Dozens of people pray for the remains of their relatives in front of the al-Najjar hospital in Rafah on the border with Egypt.

Bassam Arafa, who fled the Bureij refugee camp in the middle of the coastal strip, holds up a photo of a little girl on his cell phone: “This little girl, what did she do to them?” She died of starvation, with a piece of bread in her hand .

“This is the resistance they are targeting in Gaza, they are just children.”

“Devastating” effects

An AFP journalist in Rafah noted on Saturday that telecommunications had been partially restored the day after a press release from Paltel, the main Palestinian operator, reporting an outage.

Paltel did not confirm the resumption of service but said an Israeli attack killed two of its employees in Khan Yunis while they were repairing the network.

The rain and cold that hit the region are making the daily survival of the families camping in the courtyard of the al-Nasser medical complex even more difficult.

“But where can we go,” complains forty-year-old Nabila Abu Zayed.

The United Nations estimates that 1.9 million people, or almost 85% of the population, have been forced to leave their homes.

Many are seeking refuge in Rafah or other locations in the south of this small territory, while the local health ministry repeatedly emphasizes that there is no infrastructure to accommodate them.

His spokesman accuses Israel of “targeting hospitals (…) in order to put them out of operation” and warns of “devastating effects”.

Although hospitals in the area are protected by international humanitarian law, they have been attacked on several occasions by the Israeli army.

Israel accuses Hamas of using hospitals as bases and civilians as human shields, something the Palestinian movement denies.

According to the World Health Organization (WHO), less than half of Gaza's hospitals are functioning, and only partially.

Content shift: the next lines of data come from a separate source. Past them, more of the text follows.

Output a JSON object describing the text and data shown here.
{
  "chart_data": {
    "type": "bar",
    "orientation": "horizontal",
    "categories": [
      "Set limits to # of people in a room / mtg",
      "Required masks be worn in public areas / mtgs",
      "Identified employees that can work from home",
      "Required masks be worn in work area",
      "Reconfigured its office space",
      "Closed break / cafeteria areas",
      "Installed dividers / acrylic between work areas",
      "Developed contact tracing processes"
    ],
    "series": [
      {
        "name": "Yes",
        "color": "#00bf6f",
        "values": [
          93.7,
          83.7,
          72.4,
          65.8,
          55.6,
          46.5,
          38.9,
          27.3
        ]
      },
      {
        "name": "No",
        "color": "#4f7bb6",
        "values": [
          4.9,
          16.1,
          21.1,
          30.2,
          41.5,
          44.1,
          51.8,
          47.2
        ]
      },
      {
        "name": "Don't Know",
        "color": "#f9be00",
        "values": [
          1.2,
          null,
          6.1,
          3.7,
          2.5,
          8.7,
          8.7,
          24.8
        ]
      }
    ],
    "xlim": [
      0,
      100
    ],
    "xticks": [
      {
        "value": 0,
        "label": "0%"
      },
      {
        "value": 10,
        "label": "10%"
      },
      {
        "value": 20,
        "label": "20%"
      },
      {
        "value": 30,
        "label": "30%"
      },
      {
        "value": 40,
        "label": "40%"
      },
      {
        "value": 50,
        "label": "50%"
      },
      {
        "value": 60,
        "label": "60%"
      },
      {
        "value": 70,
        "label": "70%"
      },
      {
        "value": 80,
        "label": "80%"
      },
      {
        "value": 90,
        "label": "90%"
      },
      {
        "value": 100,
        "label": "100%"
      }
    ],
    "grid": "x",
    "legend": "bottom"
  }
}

In Israel, too, families and relatives of hostages continue to campaign strongly for the return of their loved ones and try to put pressure on the government through sometimes spectacular but always symbolic actions.

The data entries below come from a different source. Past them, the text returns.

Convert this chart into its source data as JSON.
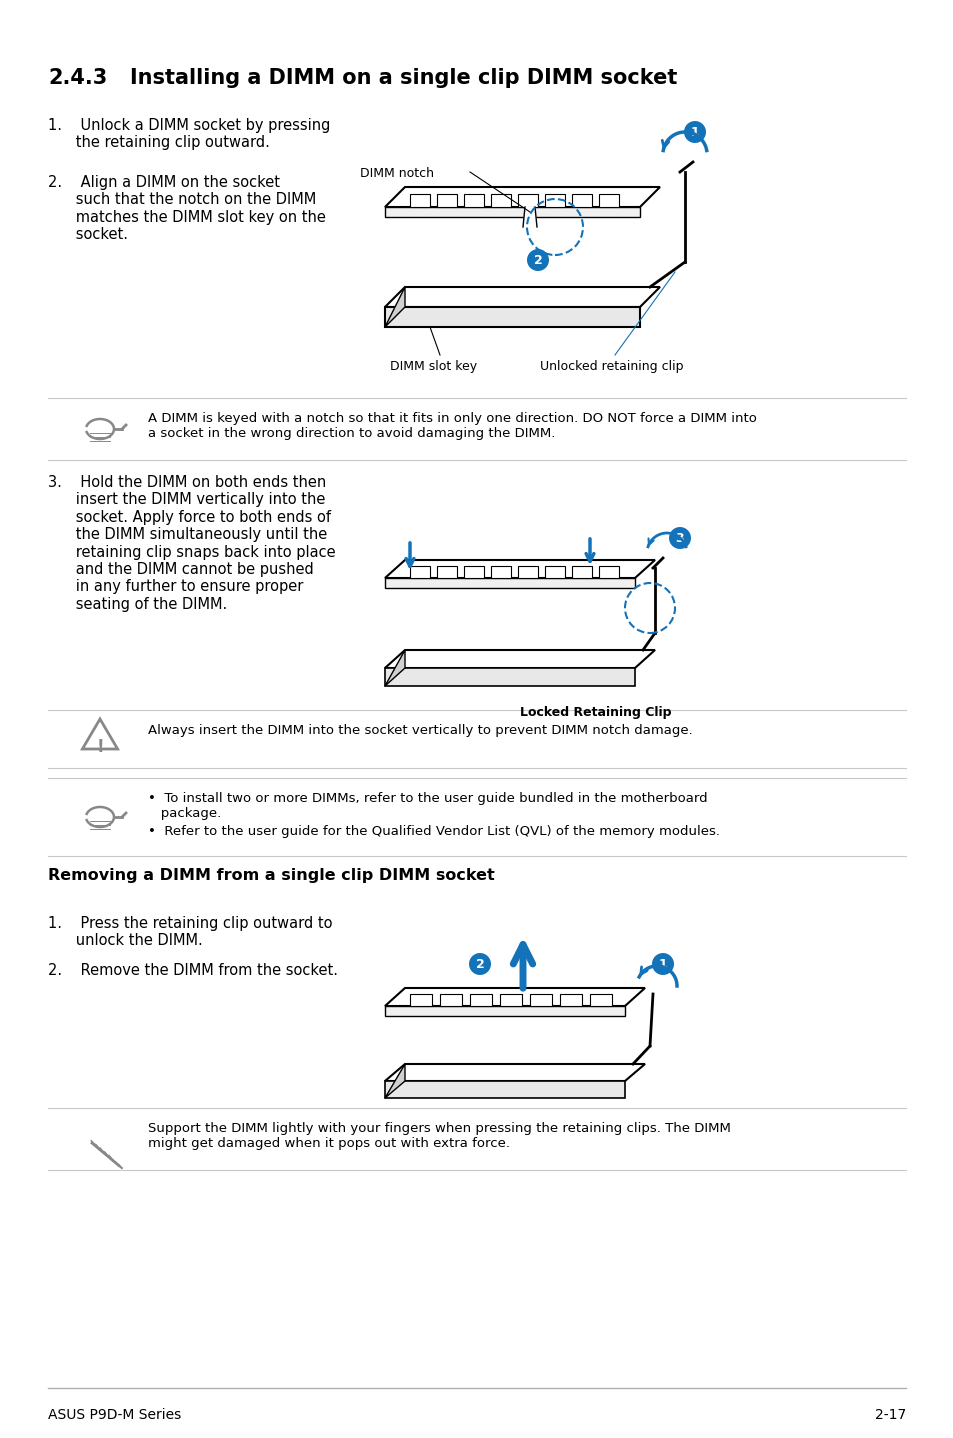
{
  "title_num": "2.4.3",
  "title_text": "Installing a DIMM on a single clip DIMM socket",
  "bg_color": "#ffffff",
  "text_color": "#000000",
  "blue_color": "#1472b8",
  "step1": "1.    Unlock a DIMM socket by pressing\n      the retaining clip outward.",
  "step2": "2.    Align a DIMM on the socket\n      such that the notch on the DIMM\n      matches the DIMM slot key on the\n      socket.",
  "dimm_notch_label": "DIMM notch",
  "dimm_slot_key_label": "DIMM slot key",
  "unlocked_clip_label": "Unlocked retaining clip",
  "note1": "A DIMM is keyed with a notch so that it fits in only one direction. DO NOT force a DIMM into\na socket in the wrong direction to avoid damaging the DIMM.",
  "step3": "3.    Hold the DIMM on both ends then\n      insert the DIMM vertically into the\n      socket. Apply force to both ends of\n      the DIMM simultaneously until the\n      retaining clip snaps back into place\n      and the DIMM cannot be pushed\n      in any further to ensure proper\n      seating of the DIMM.",
  "locked_clip_label": "Locked Retaining Clip",
  "note2": "Always insert the DIMM into the socket vertically to prevent DIMM notch damage.",
  "note3_b1": "To install two or more DIMMs, refer to the user guide bundled in the motherboard\n   package.",
  "note3_b2": "Refer to the user guide for the Qualified Vendor List (QVL) of the memory modules.",
  "remove_title": "Removing a DIMM from a single clip DIMM socket",
  "remove_step1": "1.    Press the retaining clip outward to\n      unlock the DIMM.",
  "remove_step2": "2.    Remove the DIMM from the socket.",
  "note4": "Support the DIMM lightly with your fingers when pressing the retaining clips. The DIMM\nmight get damaged when it pops out with extra force.",
  "footer_left": "ASUS P9D-M Series",
  "footer_right": "2-17",
  "line_color": "#c8c8c8",
  "icon_color": "#888888"
}
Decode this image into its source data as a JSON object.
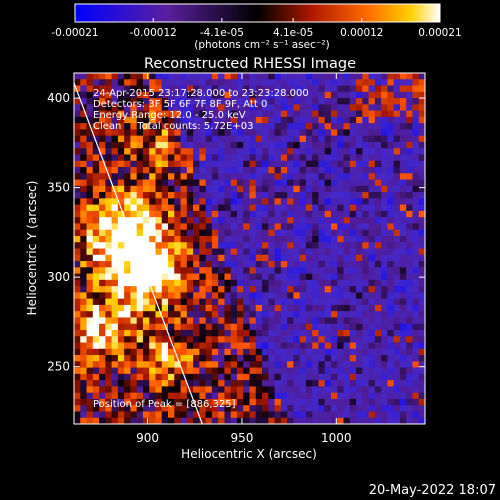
{
  "colorbar": {
    "tick_labels": [
      "-0.00021",
      "-0.00012",
      "-4.1e-05",
      "4.1e-05",
      "0.00012",
      "0.00021"
    ],
    "tick_values": [
      -0.00021,
      -0.00012,
      -4.1e-05,
      4.1e-05,
      0.00012,
      0.00021
    ],
    "range": [
      -0.00021,
      0.00021
    ],
    "unit_label": "(photons cm⁻² s⁻¹ asec⁻²)"
  },
  "chart_data": {
    "type": "heatmap",
    "title": "Reconstructed RHESSI Image",
    "xlabel": "Heliocentric X (arcsec)",
    "ylabel": "Heliocentric Y (arcsec)",
    "xlim": [
      861,
      1047
    ],
    "ylim": [
      218,
      414
    ],
    "xticks": [
      900,
      950,
      1000
    ],
    "yticks": [
      250,
      300,
      350,
      400
    ],
    "annotations": [
      "24-Apr-2015 23:17:28.000 to 23:23:28.000",
      "Detectors: 3F 5F 6F 7F 8F 9F, Att 0",
      "Energy Range: 12.0 - 25.0 keV",
      "Clean     Total counts: 5.72E+03",
      "Position of Peak = [886,325]"
    ],
    "peak_position": [
      886,
      325
    ],
    "limb_line": [
      [
        859,
        414
      ],
      [
        929,
        218
      ]
    ]
  },
  "footer": {
    "timestamp": "20-May-2022 18:07"
  }
}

Thousands of people gathered in Tel Aviv on Saturday to demand the release of the hostages.

A DJ at the Nova festival, where 364 attendees were killed on October 7, took to the stage in front of the crowd.

“We will continue to come here week after week until everyone is released,” promised Edan Begerano, a 47-year-old protester interviewed by AFP.

Not far away, around a hundred people also demonstrated, but they demanded an end to the war, waving signs saying “No to occupation” and “Revenge is not victory”.